After his build up and grand entrance, Ahab will almost inevitably deliver one or more absolutely killer lines. "Ego non baptizo te in nomine patris, sed in nomine diaboli!" The great lines are often heavily laden, referential and suggestive: by turns Melville will suggest Marlowe's Faust, Milton's Satan, or Shakespeare's Edmund. As you read, stop and admire the art of the framing of Ahab: all these techniques, all this build up, and all these wonderful lines are what make him one of the most powerful characters in literature. These one-liners are the greater part of the sheer bombast in Moby Dick.

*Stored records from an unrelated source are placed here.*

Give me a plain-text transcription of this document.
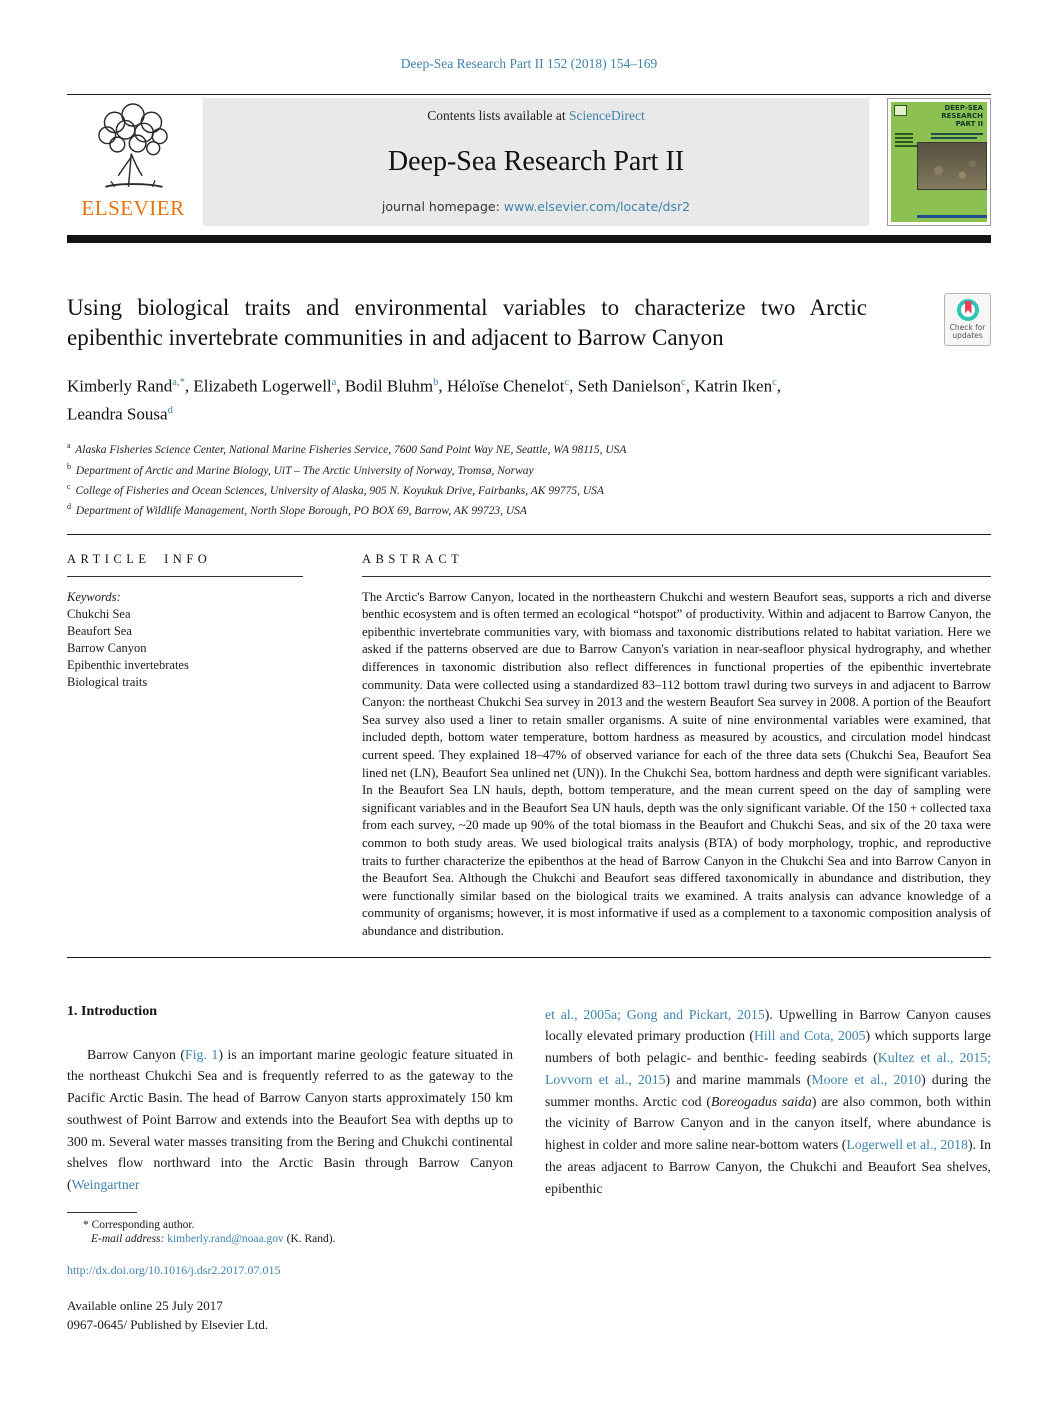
Deep-Sea Research Part II 152 (2018) 154–169
ELSEVIER
Contents lists available at ScienceDirect
Deep-Sea Research Part II
journal homepage: www.elsevier.com/locate/dsr2
DEEP-SEA RESEARCH
PART II
Using biological traits and environmental variables to characterize two Arctic epibenthic invertebrate communities in and adjacent to Barrow Canyon	Check for
updates
Kimberly Rand$^{a,*}$, Elizabeth Logerwell$^a$, Bodil Bluhm$^b$, Héloïse Chenelot$^c$, Seth Danielson$^c$, Katrin Iken$^c$, Leandra Sousa$^d$
$^a$ Alaska Fisheries Science Center, National Marine Fisheries Service, 7600 Sand Point Way NE, Seattle, WA 98115, USA
$^b$ Department of Arctic and Marine Biology, UiT – The Arctic University of Norway, Tromsø, Norway
$^c$ College of Fisheries and Ocean Sciences, University of Alaska, 905 N. Koyukuk Drive, Fairbanks, AK 99775, USA
$^d$ Department of Wildlife Management, North Slope Borough, PO BOX 69, Barrow, AK 99723, USA
ARTICLE INFO
Keywords:
Chukchi Sea
Beaufort Sea
Barrow Canyon
Epibenthic invertebrates
Biological traits
ABSTRACT
The Arctic's Barrow Canyon, located in the northeastern Chukchi and western Beaufort seas, supports a rich and diverse benthic ecosystem and is often termed an ecological “hotspot” of productivity. Within and adjacent to Barrow Canyon, the epibenthic invertebrate communities vary, with biomass and taxonomic distributions related to habitat variation. Here we asked if the patterns observed are due to Barrow Canyon's variation in near-seafloor physical hydrography, and whether differences in taxonomic distribution also reflect differences in functional properties of the epibenthic invertebrate community. Data were collected using a standardized 83–112 bottom trawl during two surveys in and adjacent to Barrow Canyon: the northeast Chukchi Sea survey in 2013 and the western Beaufort Sea survey in 2008. A portion of the Beaufort Sea survey also used a liner to retain smaller organisms. A suite of nine environmental variables were examined, that included depth, bottom water temperature, bottom hardness as measured by acoustics, and circulation model hindcast current speed. They explained 18–47% of observed variance for each of the three data sets (Chukchi Sea, Beaufort Sea lined net (LN), Beaufort Sea unlined net (UN)). In the Chukchi Sea, bottom hardness and depth were significant variables. In the Beaufort Sea LN hauls, depth, bottom temperature, and the mean current speed on the day of sampling were significant variables and in the Beaufort Sea UN hauls, depth was the only significant variable. Of the 150 + collected taxa from each survey, ~20 made up 90% of the total biomass in the Beaufort and Chukchi Seas, and six of the 20 taxa were common to both study areas. We used biological traits analysis (BTA) of body morphology, trophic, and reproductive traits to further characterize the epibenthos at the head of Barrow Canyon in the Chukchi Sea and into Barrow Canyon in the Beaufort Sea. Although the Chukchi and Beaufort seas differed taxonomically in abundance and distribution, they were functionally similar based on the biological traits we examined. A traits analysis can advance knowledge of a community of organisms; however, it is most informative if used as a complement to a taxonomic composition analysis of abundance and distribution.
1. Introduction
Barrow Canyon (Fig. 1) is an important marine geologic feature situated in the northeast Chukchi Sea and is frequently referred to as the gateway to the Pacific Arctic Basin. The head of Barrow Canyon starts approximately 150 km southwest of Point Barrow and extends into the Beaufort Sea with depths up to 300 m. Several water masses transiting from the Bering and Chukchi continental shelves flow northward into the Arctic Basin through Barrow Canyon (Weingartner
et al., 2005a; Gong and Pickart, 2015). Upwelling in Barrow Canyon causes locally elevated primary production (Hill and Cota, 2005) which supports large numbers of both pelagic- and benthic- feeding seabirds (Kultez et al., 2015; Lovvorn et al., 2015) and marine mammals (Moore et al., 2010) during the summer months. Arctic cod (Boreogadus saida) are also common, both within the vicinity of Barrow Canyon and in the canyon itself, where abundance is highest in colder and more saline near-bottom waters (Logerwell et al., 2018). In the areas adjacent to Barrow Canyon, the Chukchi and Beaufort Sea shelves, epibenthic
* Corresponding author.
E-mail address: kimberly.rand@noaa.gov (K. Rand).
http://dx.doi.org/10.1016/j.dsr2.2017.07.015
Available online 25 July 2017
0967-0645/ Published by Elsevier Ltd.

All too often, critics remember them as the whole book, and forget the less dramatic, contemplative, philosophical and humorous stretches that make up most of the work.
Outside of the chapters where Ahab is central, most chapters will fit into two other types: chapters that focus elsewhere but lead to a discussion of Ahab or flesh out some aspect of Ahab, and chapters that generally take a philosophical deep dive, often focused on the Whale or whaling, wholly omitting Ahab.
The chapter entitled Moby Dick, for example, is one of the first category, focusing first on the whale, but finally leading to Ahab and his key mates and crew:
Here, then, was this grey- headed, ungodly old man, chasing with curses a Job's whale round the world, at the head of a crew, too, chiefly made up of mongrel renegades, and castaways, and cannibals -- morally enfeebled also, by the incompetence of mere unaided virtue or right- mindedness in Starbuck, the invulnerable jollity of indifference and recklessness in Stubb, and the pervading mediocrity in Flask. Such a crew, so officered, seemed specially picked and packed by some infernal fatality to help him to his monomaniac revenge.
For the most part, however, Ahab recedes into the background for the long less dramatic parts of the book; these are the territory of the whale and whaling, and of we mere mortals who concern ourselves with them. When Melville turns contemplative, Ahab and his Latin and his thees and thous step aside.